The trouble I’m having now is if I should sand blast the axle as it is now to keep any possible sand from getting into it, or if I should start to brake down the knuckles to make it easier to work with. At this point I’m leaning towards blasting as is and then pulling the knuckles apart and blasting those separately.

Since I’m getting to the point where I have to start putting things together, I’m going to have to place an order or two. I’m going to need my differential gaskets, knuckle seals, grease retainers, grease (!), and oh yeah, I still need to order brakes. I’ve got two suppliers right now that I’m trying to evaluate. One is great over email, and the other prefers the phone, so comparing information and products is slow. The other problem is finding the money for the parts purchases. So far I’ve only had to purchase a few small things to get to this point. Moving from 9″ brakes to 11″ brakes is surprisingly not going to cost me much more than replacing the 9″ brakes sans the backing plate.

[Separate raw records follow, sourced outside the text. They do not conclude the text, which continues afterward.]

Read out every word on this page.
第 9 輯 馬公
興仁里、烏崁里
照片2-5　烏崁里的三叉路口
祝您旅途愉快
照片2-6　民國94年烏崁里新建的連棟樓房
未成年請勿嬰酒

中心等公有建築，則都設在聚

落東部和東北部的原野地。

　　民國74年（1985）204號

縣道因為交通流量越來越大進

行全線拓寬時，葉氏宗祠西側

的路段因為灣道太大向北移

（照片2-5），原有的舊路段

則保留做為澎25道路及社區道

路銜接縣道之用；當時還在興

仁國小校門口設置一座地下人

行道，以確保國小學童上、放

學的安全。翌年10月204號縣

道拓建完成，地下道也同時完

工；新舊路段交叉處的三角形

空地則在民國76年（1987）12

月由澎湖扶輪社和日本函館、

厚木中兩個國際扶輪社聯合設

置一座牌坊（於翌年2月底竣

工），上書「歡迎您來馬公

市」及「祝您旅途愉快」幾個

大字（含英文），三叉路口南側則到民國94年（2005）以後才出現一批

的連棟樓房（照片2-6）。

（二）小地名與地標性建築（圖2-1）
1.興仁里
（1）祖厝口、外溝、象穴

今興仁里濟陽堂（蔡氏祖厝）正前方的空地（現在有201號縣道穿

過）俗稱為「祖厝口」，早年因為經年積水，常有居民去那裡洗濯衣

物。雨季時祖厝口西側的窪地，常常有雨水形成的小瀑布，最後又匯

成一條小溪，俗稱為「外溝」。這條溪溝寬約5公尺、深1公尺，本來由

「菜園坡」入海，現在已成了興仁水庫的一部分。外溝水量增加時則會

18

In any event, I’ll hopefully have an idea of what I need to order next week after tearing down the knuckles and seeing what needs to be replaced. I’m hoping I’ll be pleasantly surprised.

Sep 5 2011

Last bit of paint on the rear axle

The rear axle is all but finished as far as painting goes. After putting the second coat on the differential cover, it’s just about time to button it all up. I’ll be putting in an order for a differential cover gasket, I’ve already purchased new fastening hardware, and the only thing I’ll need after that is some differential oil.

While I’m happy to be nearing completion on the finishing of the axle, I’m slightly less happy with the way the semi-gloss POR15 dried. When I chose to purchase the semi-gloss over the gloss, I was hoping for a finish similar to some of the other paint I have used. When the POR15 first went on the axle, it was rather glossy. I took comfort in knowing that it would dry and dull slightly. However, it appears that like all things dealing with paint, the amount of gloss left behind is all subjective. I would call the finish matte black rather than semi-gloss, but that’s just me. I could only imagine what matte black would be to this company.

In order to combat that I decided that I’m going to give the parts a quick shot of semi-gloss spray paint. I’ve used it before on other parts and it’s rather resilient, plus with the POR15 underneath it should give me the best of both worlds. While putting the second coat on the differential cover this afternoon, I gave it a quick spray to see what the results are using both POR15 and some good rattle can paint.

I was also finally able to talk to a few parts suppliers about upgraded brakes. It seems the piece that is the hardest to find and get ahold of is the backing plate and core hardware. As drums, especially drums intended for this type of installation, have fallen in popularity in favor of disc brakes, no new backing plate hardware is being produced. I’ve put in emails to two suppliers that specifically sell the conversion kits, and another two that don’t have them listed on their site. We’ll see what happens there.

I also put in my order for the brake forming and flaring tools. Once I get those, I’ll go and get the brake line stock and start a few practice flares and forms before I go to work on the axle. I think I’m also getting to the point where I have to stop putting off getting my frame sand blasted and prepped and need to start figuring out what I’m going to do there.